O Hino Rio-Grandense nas partituras do tempo: parecer conclusivo
1. Os deuses dão gargalhadas quando alguém se diz detentor da verdade absoluta. Sigo as trilhas da história para ser ponderado, os radicais levam bombas na mochila. Se alguma palavra conclui meu parecer, seria: “ou não”.
2. Quanto à melodia, a qual sentem acordes de música erudita, é obra de um imperial, e não farrapo, chamado Joaquim José de Mendanha, prisioneiro em Rio Pardo. Sensibilizado pela sonoridade da banda prisioneira, Antônio de Souza Netto convida o regente mineiro para compor o hino farrapo. Isso lá por volta do ano de 1838.
3. A letra é uma novela, seu autor, Francisco Pinto da Fontoura, poeta e, ao que consta, homem simples, tinha por apelido Chiquinho da Vovó. Imaginem um homem com essa alcunha estar envolvido em recusas étnicas. Penso que apenas desejava escrever versos em louvor à bravura e aos ditos cujos centauros do pampa.
4. E esse hino veio abrindo solenidades, cantado por crianças nas escolas, interpretado por nossos melhores cantores, até chegar à dramática recusa de teor partidário, embora não creia que o Partido dos Trabalhadores – onde tenho amigos brilhantes – aceite de primeira essa versão de que o pão do hino tenha sido fermentado pelo ódio.
5. Esta discussão já tem calo nos pés e desafina ao ser entoada. E assim silencio, em busca de um ponto final, saudando o maestro mineiro Mendanha, que terminou cantando pelos bailarecos da noite de Porto Alegre, ao poeta-letrista Chiquinho da Vovó, que não sei que fim levou. E a todos que cantaram com fervor e despidos de ira o hino desta terra que pode ser destinada ao encontro, e não a frívolos combates.

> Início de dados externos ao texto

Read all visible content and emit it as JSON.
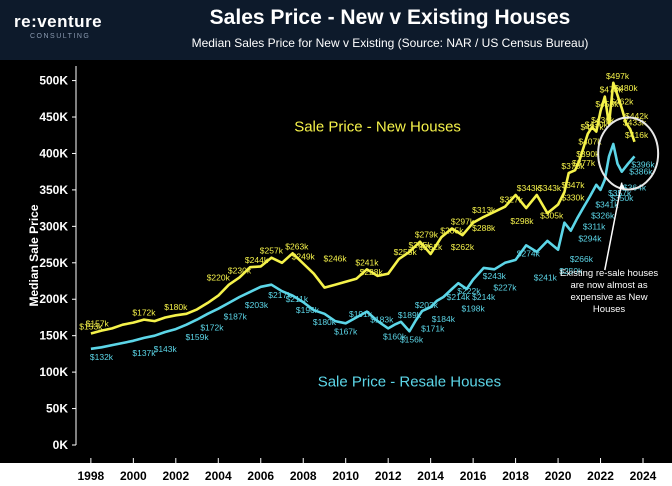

Estudei para escrever “A Revolução Farroupilha", ilustração do mestre Danúbio Gonçalves, hoje em 4ª edição. Controversa é a questão dos “lanceiros negros” e sua chacina. Porém, encontrar racismo no hino Rio-Grandense força a barra, pois não existe referência à etnia. O que existe, visível e ostensivo, é a condenação à condição de escravos a quem não lutar por sua liberdade, no caso, a opressão do Império sobre o Rio Grande.

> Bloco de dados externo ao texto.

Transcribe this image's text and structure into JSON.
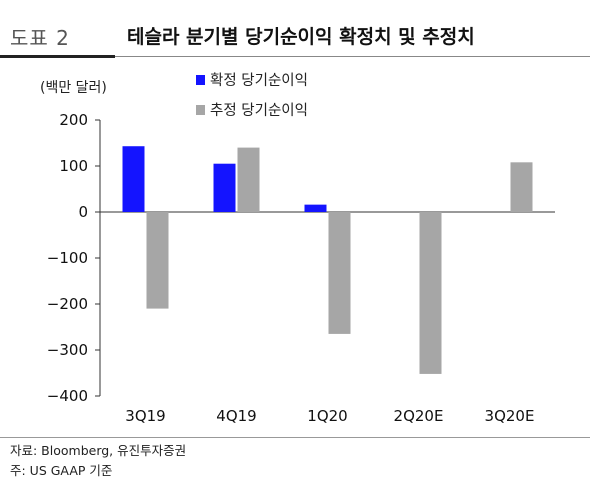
{
  "header": {
    "fig_no": "도표 2",
    "title": "테슬라 분기별 당기순이익 확정치 및 추정치"
  },
  "chart_data": {
    "type": "bar",
    "unit_label": "(백만 달러)",
    "categories": [
      "3Q19",
      "4Q19",
      "1Q20",
      "2Q20E",
      "3Q20E"
    ],
    "series": [
      {
        "name": "확정 당기순이익",
        "color": "#1414ff",
        "values": [
          143,
          105,
          16,
          null,
          null
        ]
      },
      {
        "name": "추정 당기순이익",
        "color": "#a6a6a6",
        "values": [
          -210,
          140,
          -265,
          -352,
          108
        ]
      }
    ],
    "ylim": [
      -400,
      200
    ],
    "yticks": [
      200,
      100,
      0,
      -100,
      -200,
      -300,
      -400
    ],
    "ytick_labels": [
      "200",
      "100",
      "0",
      "−100",
      "−200",
      "−300",
      "−400"
    ],
    "legend_position": "top-center",
    "grid": false
  },
  "footer": {
    "source": "자료: Bloomberg, 유진투자증권",
    "note": "주: US GAAP 기준"
  }
}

A distorção do entendimento "hino racista” me parece precipitada, afoita, precária. Os personagens de 35 não eram absolutistas, mas, por respirarem os ares libertários que vinham da Revolução Francesa e a ótica federalista da independência americana, seriam incompatíveis com a ostensiva posição escravagista. Pense em Giuseppe Garibaldi, Tito Livio Zambeccari, Luigi Rossetti, teremos um ideário bem avançado para a época. A letra do hino, a quarta letra, se não me engano, era de exaltação à coragem, e não uma pejoração dos afrodescendentes.